Siona s'était levée.

— Adieu, maître.

Il ne répondit pas. Il lui fit seulement un petit signe de la tête et cacha sa figure dans ses mains...

Elle rentra, chavirée de chagrin. Gilbert l'attendait, assis sur le canapé, pale et inquiet.

Elle s'écroula contre lui en sanglotant.

— Tu l'as vu ?... Il t'aime ? Tu l'aimes plus que moi ?

— Non, non. Ce n'est pas ça. Mais j'ai tant de peine de sa peine... Depuis un an, il m'avait cru seule, il m'avait cru chaste, et maintenant il m'a vue couchée dans tes bras.

— Si tu souffres tant parce qu'il souffre, c'est que tu l'aimes. Eh bien, ma Sulamite, retourne auprès de lui. Il est plus digne de toi que moi.

— Et toi ?

— Je resterai seul comme avant.

Et sa voix avait un tel accent sépulcral, son visage une telle expression du Christ sur sa croix, que Siona jeta ses bras autour de lui :

— Non, c'est toi que j'aime. Et toi, au moins, tu as besoin de moi. Lui, il a sa Vierge et sa mystique. Elles le consoleront. Mais toi, tu n'as que moi. Tu es mon tout petit, mon tout petit entièrement à moi, à moi seule.

[...]

Elle revit Mirmans, ses yeux célestes, son rire satanique ; elle entendit sa prophétie : « Vous perdrez votre talent, vous embourgeoiserez votre vie ».

Elle se mit à sangloter.

Gilbert se réveilla, écouta dans la nuit et, enlaçant sa Sulamite :

— Tu pleures, mon adorée ? tu pleures ! Et moi qui suis si heureux ! moi qui viens de faire le plus beau des rêves : que j'étais ton mari.

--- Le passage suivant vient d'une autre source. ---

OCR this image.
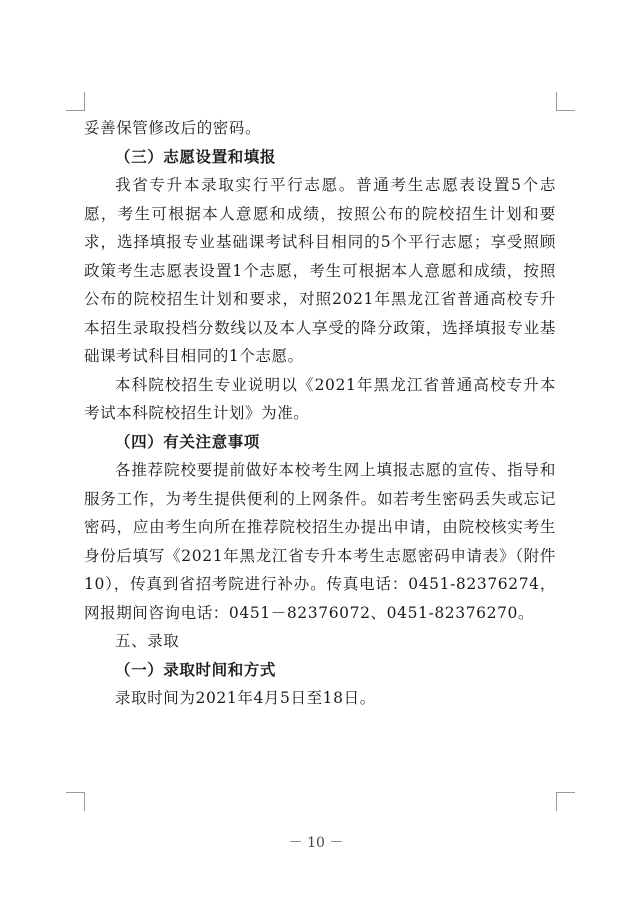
妥善保管修改后的密码。

（三）志愿设置和填报

我省专升本录取实行平行志愿。普通考生志愿表设置5个志愿，考生可根据本人意愿和成绩，按照公布的院校招生计划和要求，选择填报专业基础课考试科目相同的5个平行志愿；享受照顾政策考生志愿表设置1个志愿，考生可根据本人意愿和成绩，按照公布的院校招生计划和要求，对照2021年黑龙江省普通高校专升本招生录取投档分数线以及本人享受的降分政策，选择填报专业基础课考试科目相同的1个志愿。

本科院校招生专业说明以《2021年黑龙江省普通高校专升本考试本科院校招生计划》为准。

（四）有关注意事项

各推荐院校要提前做好本校考生网上填报志愿的宣传、指导和服务工作，为考生提供便利的上网条件。如若考生密码丢失或忘记密码，应由考生向所在推荐院校招生办提出申请，由院校核实考生身份后填写《2021年黑龙江省专升本考生志愿密码申请表》（附件10），传真到省招考院进行补办。传真电话：0451-82376274，网报期间咨询电话：0451－82376072、0451-82376270。

五、录取

（一）录取时间和方式

录取时间为2021年4月5日至18日。

－ 10 －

— Ce n'est rien, dit-elle, repentante, c'est nerveux. C'est la fatigue ; j'ai vu trop de gens bêtes, aujourd'hui.

— Non ; je sens que tu es triste. Tu regrettes, tu regrettes de m'avoir épousé.

Elle fit « non » de la tête, sans conviction.

Alors, trop faible pour la consoler, il pleura avec elle.

Ce fut elle qui le rassura. Ils finirent par s'endormir, mélant, dans cette nuit nuptiale, le goût des baisers au goût des larmes.